(PA-036) Effectiveness, Safety and Clinical Use of Teclistamab in Patients with Triple-class-exposed Multiple Myeloma. Data from the Danish ABC-study

This study reports the real-world effectiveness, safety, and clinical use of teclistamab in Denmark following its reimbursement in February 2024 as standard of care (SOC) for triple-class-exposed (TCE) relapsed/refractory multiple myeloma (RRMM). Teclistamab is a BCMA-targeted bispecific antibody (BsAb), approved based on the MajesTEC-1 trial. We present real-world data from the first year of clinical use.

Methods:

In this ongoing, retrospective, multicenter study, myeloma specialists from all Danish healthcare regions reviewed patient charts of all TCE RRMM patients treated with SOC teclistamab during its first year of availability. Data collected included baseline demographics, prior lines of therapy (pLOT), response rates, progression-free survival (PFS), duration of response (DOR), overall survival (OS), adverse events (AEs), and clinical use patterns. The study was conducted in collaboration with Johnson & Johnson and GSK provided financial support.

Results:

Ninety patients received teclistamab between February 2024 and February 2025. Median follow-up was 8 (IQR 4-11) months. Median age at treatment initiation (T0) was 71 years; 51% were male. Median number of pLOT was 4, and median time since diagnosis was 6 years. 
High-risk FISH [t(4;14), t(14;16), or del17p] was present in 37% of patients. Performance status was 0-1 in 92%, and 26% had extramedullary disease. 
Most patients (99%) were TCE; 80% were triple-class refractory; 10% were refractory to GPRC5D BsAbs, and 72% had undergone autologous transplant.

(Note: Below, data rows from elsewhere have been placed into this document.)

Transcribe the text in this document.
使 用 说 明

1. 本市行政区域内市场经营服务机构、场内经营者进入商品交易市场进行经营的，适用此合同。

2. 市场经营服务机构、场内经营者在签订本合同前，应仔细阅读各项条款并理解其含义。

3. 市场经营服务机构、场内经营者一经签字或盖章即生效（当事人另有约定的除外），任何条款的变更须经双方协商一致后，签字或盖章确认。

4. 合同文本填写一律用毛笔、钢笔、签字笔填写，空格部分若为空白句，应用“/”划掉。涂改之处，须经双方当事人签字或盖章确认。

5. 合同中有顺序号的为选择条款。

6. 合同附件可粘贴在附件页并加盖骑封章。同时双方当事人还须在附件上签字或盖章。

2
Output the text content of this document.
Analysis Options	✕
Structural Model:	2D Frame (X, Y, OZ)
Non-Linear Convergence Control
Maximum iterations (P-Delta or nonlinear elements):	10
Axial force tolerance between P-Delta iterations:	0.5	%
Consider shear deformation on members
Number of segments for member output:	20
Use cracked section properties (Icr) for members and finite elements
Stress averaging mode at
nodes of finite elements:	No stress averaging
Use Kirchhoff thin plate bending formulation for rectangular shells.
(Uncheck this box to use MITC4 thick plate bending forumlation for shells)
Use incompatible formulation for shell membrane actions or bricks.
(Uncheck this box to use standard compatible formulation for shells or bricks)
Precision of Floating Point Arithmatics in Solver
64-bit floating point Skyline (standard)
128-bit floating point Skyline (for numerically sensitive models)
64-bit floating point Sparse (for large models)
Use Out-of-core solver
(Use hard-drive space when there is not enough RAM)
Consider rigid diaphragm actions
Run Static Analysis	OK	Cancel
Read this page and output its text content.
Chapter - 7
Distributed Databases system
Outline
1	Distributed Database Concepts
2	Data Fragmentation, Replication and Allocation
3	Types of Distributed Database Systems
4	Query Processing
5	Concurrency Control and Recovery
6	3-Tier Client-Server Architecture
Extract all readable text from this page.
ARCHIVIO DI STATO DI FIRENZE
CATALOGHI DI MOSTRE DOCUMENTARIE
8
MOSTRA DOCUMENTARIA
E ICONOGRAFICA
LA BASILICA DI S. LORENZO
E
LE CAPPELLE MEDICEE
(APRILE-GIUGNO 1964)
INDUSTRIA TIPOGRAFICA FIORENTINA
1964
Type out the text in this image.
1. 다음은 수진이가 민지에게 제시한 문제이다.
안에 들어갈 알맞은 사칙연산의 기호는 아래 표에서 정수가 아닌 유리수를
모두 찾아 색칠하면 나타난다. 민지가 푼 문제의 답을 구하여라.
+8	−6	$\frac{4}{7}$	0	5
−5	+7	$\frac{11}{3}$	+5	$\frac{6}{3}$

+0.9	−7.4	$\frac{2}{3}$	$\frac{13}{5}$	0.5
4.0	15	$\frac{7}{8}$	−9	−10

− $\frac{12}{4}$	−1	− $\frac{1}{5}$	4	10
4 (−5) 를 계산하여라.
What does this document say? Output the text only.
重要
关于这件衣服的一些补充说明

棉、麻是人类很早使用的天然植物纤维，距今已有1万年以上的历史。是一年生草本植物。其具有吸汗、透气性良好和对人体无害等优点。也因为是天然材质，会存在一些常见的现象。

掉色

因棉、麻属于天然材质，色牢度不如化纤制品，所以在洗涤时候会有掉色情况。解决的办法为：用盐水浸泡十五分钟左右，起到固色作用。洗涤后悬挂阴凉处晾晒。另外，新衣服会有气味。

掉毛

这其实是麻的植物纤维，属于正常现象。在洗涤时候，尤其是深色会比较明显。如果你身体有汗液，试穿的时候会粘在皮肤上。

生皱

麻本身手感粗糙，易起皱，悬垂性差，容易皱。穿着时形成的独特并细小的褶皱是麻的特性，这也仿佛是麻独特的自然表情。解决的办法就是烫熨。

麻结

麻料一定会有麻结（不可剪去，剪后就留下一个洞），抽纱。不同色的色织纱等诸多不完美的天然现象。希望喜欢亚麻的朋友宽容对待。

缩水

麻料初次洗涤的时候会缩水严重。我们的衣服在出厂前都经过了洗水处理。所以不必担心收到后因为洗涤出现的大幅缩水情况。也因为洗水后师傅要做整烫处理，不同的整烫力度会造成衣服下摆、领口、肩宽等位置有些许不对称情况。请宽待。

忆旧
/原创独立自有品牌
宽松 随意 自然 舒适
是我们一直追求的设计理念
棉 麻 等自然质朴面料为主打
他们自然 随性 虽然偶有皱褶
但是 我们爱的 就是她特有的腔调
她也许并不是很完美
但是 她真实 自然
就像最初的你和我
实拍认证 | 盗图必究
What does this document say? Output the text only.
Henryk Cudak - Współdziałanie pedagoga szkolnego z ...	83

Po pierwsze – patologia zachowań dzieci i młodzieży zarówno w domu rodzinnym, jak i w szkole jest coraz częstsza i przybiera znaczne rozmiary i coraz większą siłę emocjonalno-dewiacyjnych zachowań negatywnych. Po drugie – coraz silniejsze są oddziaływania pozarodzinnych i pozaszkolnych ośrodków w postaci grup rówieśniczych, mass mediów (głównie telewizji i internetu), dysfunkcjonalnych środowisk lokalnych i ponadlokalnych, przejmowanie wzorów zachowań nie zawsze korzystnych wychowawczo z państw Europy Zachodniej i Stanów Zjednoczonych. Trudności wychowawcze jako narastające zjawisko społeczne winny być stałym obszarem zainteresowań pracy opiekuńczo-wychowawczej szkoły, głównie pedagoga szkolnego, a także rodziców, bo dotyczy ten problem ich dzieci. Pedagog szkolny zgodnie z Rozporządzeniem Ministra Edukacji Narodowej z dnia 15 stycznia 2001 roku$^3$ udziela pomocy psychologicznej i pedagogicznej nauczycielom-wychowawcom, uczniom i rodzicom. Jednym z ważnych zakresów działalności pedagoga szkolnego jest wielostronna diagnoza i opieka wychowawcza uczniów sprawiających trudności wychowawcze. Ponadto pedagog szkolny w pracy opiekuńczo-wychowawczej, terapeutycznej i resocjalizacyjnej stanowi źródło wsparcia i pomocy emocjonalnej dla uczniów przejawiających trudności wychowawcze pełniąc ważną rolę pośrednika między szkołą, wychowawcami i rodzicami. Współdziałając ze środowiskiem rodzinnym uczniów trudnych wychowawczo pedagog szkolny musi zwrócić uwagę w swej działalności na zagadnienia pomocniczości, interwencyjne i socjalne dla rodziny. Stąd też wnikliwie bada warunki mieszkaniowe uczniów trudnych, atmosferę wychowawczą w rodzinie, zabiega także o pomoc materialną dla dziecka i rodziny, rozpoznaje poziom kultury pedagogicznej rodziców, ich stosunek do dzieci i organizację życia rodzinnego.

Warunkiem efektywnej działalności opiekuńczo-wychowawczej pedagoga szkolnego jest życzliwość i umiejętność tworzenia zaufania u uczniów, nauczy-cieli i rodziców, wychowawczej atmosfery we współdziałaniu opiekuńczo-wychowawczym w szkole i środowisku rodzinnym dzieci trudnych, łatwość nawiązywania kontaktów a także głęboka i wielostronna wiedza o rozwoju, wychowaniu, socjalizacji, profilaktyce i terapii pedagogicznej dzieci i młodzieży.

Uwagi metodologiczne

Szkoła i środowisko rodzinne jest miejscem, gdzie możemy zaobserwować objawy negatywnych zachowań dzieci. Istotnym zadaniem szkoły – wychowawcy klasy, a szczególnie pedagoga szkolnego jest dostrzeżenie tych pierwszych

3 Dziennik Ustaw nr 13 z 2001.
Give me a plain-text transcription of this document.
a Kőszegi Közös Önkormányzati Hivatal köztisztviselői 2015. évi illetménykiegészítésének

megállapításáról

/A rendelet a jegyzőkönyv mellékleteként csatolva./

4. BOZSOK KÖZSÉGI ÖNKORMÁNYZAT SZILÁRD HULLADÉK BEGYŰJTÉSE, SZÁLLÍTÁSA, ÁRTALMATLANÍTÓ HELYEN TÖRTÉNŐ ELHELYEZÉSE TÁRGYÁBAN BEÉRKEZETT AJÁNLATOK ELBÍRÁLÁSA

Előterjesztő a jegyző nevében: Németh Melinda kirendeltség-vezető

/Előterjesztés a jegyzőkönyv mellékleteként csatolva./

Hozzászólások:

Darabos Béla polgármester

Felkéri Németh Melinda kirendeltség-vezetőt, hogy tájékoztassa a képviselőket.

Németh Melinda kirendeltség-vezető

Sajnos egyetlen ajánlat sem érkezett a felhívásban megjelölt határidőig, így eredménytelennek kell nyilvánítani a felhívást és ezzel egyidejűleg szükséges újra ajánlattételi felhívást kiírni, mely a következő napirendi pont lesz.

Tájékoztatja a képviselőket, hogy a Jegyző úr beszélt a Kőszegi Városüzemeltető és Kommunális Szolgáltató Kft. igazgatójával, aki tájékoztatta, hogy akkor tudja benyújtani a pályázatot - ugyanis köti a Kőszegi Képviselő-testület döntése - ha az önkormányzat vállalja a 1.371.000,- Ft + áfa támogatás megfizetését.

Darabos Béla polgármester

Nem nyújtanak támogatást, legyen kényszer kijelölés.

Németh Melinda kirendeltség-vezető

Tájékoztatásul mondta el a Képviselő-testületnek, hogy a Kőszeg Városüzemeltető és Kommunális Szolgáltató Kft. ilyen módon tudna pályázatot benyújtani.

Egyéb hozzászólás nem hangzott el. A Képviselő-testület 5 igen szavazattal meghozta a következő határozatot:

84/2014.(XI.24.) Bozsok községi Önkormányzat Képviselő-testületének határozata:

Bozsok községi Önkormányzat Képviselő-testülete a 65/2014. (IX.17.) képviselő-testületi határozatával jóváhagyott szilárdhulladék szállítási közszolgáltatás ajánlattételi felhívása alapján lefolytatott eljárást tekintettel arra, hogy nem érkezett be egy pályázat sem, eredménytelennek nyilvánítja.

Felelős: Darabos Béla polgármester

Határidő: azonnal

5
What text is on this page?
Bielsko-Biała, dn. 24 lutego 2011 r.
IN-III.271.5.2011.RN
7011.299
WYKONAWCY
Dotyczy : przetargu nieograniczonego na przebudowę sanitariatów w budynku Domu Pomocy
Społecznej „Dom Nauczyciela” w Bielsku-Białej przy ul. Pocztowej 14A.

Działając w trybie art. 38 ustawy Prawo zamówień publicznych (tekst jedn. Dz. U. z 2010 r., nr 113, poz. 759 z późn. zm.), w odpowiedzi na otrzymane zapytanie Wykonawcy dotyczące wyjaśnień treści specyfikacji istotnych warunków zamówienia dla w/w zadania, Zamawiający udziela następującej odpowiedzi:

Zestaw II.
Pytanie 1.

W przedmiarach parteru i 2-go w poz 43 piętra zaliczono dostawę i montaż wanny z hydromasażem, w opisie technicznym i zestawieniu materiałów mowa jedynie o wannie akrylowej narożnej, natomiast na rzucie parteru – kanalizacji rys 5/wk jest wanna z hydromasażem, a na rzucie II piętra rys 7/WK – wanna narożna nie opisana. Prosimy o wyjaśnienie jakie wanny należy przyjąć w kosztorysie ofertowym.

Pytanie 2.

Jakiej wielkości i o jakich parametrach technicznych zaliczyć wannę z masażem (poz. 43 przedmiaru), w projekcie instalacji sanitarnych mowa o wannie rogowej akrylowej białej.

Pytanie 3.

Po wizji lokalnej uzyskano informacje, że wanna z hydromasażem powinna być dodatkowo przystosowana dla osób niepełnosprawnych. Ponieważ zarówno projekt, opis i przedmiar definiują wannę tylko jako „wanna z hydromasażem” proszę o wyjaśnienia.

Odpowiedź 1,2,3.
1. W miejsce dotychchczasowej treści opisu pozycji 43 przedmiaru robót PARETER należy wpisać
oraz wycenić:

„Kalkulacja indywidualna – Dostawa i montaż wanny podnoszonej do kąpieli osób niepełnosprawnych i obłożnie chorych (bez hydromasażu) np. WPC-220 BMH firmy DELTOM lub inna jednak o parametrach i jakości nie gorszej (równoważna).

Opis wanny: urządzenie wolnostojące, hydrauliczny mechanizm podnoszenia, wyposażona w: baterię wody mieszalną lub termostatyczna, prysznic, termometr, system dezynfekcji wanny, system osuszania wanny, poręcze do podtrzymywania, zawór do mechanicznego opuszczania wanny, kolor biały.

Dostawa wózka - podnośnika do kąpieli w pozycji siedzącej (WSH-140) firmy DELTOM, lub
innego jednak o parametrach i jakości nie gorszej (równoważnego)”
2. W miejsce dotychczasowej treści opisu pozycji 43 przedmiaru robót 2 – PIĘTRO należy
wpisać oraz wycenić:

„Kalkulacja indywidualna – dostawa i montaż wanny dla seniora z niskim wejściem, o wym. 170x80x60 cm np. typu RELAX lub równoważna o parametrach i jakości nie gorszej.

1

Overall response rate (ORR) was 61%, with 54% of patients achieving ≥VGPR. Fourteen percent had unmeasurable disease at T0 and were not evaluable for response. 
Median PFS was not reached; at 12 months 56% remained progression-free. Estimated 12-month DOR and OS were 77% and 67%, respectively.

All patients were hospitalized for step-up dosing, and 48% were treated with one dose of prophylactic tocilizumab during teclistamab step-up. Eighty-five percent of patients received immunoglobulin substitution while on treatment with teclistamab. 

Most frequent AEs were cytokine release syndrome (CRS; 38% grade 1-2, none ≥grade 3) and infections. Sixty percent experienced infections; 25% were ≥ grade 3, including two grade 5 infections. Most common infections were upper respiratory and pulmonary.

Dosing intervals were extended in 55% of patients, deviating from the labeled regimen, after a median of 3 months. The most common extension was dosing every two weeks, with 29% of cases attributed to infections.

Conclusions:

In this real-world cohort of elderly, heavily pretreated RRMM patients, teclistamab showed clinical effectiveness consistent with MajesTEC-1. No new safety signals were identified; however, infections were common. Most patients received immunoglobulin substitution while on treatment with teclistamab. Teclistamab dosing intervals were frequently modified, often due to infections.